5 points by jaxline506 2 days ago | 3 comments
- What were the personas [0] trained on?
- Most "AI ad testing" is GPT sentiment scoring with a wrapper. We built something architecturally different and the Super Bowl felt like the right moment to show it publicly. The core issue is that LLMs model language. They predict what a person might say about something, which is not the same as modeling how a person will respond. That requires thought-to-behavior mappings, not next-token prediction. We call our scoring framework FEEL-THINK-ACT: emotional activation, cognitive framing, and behavioral prediction in that order. To check we were not just building a different flavor of hallucination, we benchmarked against the OASIS dataset (Harvard/Illinois). Our MAE on emotional response is 0.02-0.15 vs 1.0-2.5+ for GPT/Claude, emotional accuracy 98% vs ~78% for base models, consistency across runs 96% vs 72% for competitors. Every output also carries a confidence score and a hallucination risk score because we did not want to hide uncertainty behind a clean number. On the simulation side we do not model a single synthetic person. We run the target population 10,000 times with built-in variation and return a distribution. The tails and the variance are the insight. For the Super Bowl we scored all 101 units pre-game through post-game covering memorability, brand clarity, audio-off performance, and cultural resonance by platform and audience segment in under 4 hours. Live context came in via our 615 Environmental Intelligence system which folds news cycles and cultural signals in at run time, so the scores reflect the world as it was when the ads aired. The API is OpenAI-compatible. If you are already building on OpenAI it is a base URL swap:
from openai import OpenAI
client = OpenAI( api_key="YOUR_MAVERA_KEY", base_url="https://app.mavera.io/api/v1" )
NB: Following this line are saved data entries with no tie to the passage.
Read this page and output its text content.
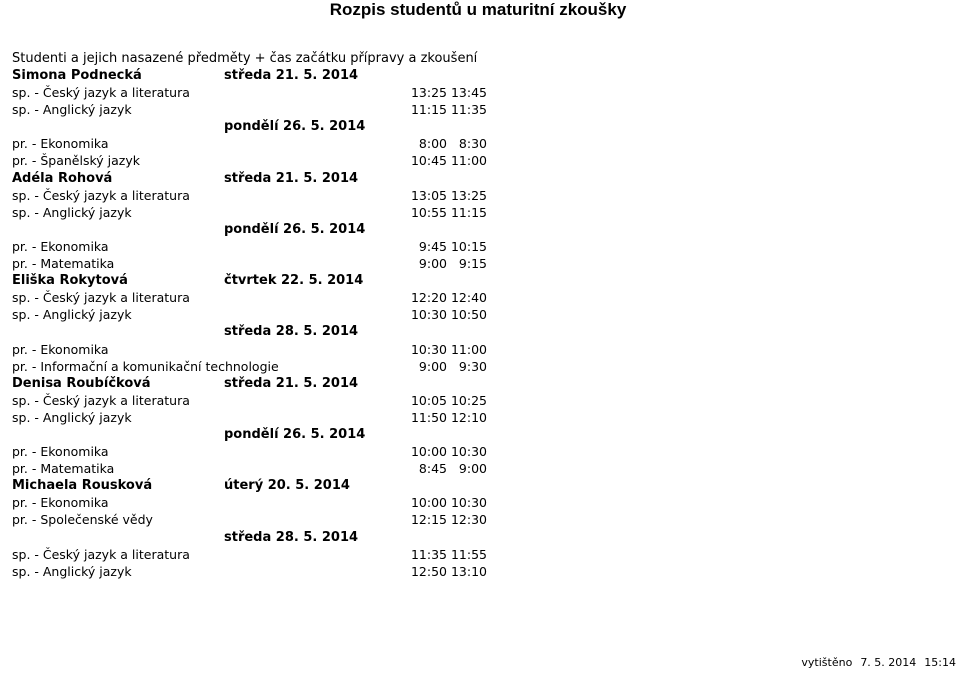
Rozpis studentů u maturitní zkoušky
Studenti a jejich nasazené předměty + čas začátku přípravy a zkoušení
Simona Podnecká	středa 21. 5. 2014
sp. - Český jazyk a literatura	13:25 13:45
sp. - Anglický jazyk	11:15 11:35
pondělí 26. 5. 2014
pr. - Ekonomika	8:00 8:30
pr. - Španělský jazyk	10:45 11:00
Adéla Rohová	středa 21. 5. 2014
sp. - Český jazyk a literatura	13:05 13:25
sp. - Anglický jazyk	10:55 11:15
pondělí 26. 5. 2014
pr. - Ekonomika	9:45 10:15
pr. - Matematika	9:00 9:15
Eliška Rokytová	čtvrtek 22. 5. 2014
sp. - Český jazyk a literatura	12:20 12:40
sp. - Anglický jazyk	10:30 10:50
středa 28. 5. 2014
pr. - Ekonomika	10:30 11:00
pr. - Informační a komunikační technologie	9:00 9:30
Denisa Roubíčková	středa 21. 5. 2014
sp. - Český jazyk a literatura	10:05 10:25
sp. - Anglický jazyk	11:50 12:10
pondělí 26. 5. 2014
pr. - Ekonomika	10:00 10:30
pr. - Matematika	8:45 9:00
Michaela Rousková	úterý 20. 5. 2014
pr. - Ekonomika	10:00 10:30
pr. - Společenské vědy	12:15 12:30
středa 28. 5. 2014
sp. - Český jazyk a literatura	11:35 11:55
sp. - Anglický jazyk	12:50 13:10
vytištěno 7. 5. 2014 15:14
response = client.chat.completions.create( model="mavera", messages=[{"role": "user", "content": "Score this ad copy for emotional resonance."}], extra_body={"persona_id": "YOUR_PERSONA_ID"} )
print(response.choices[0].message.content)
Free tier, no enterprise contract, no demo call. Full methodology and scores at superbowl.mavera.io, API docs and free key at docs.mavera.io. Happy to dig into the OASIS benchmarking, simulation architecture, or 615 in the comments.
- How did the predicted response compare to actual responses for super bowl ads?
I noticed the benchmark mentioned but its too jargon-filled to follow for me.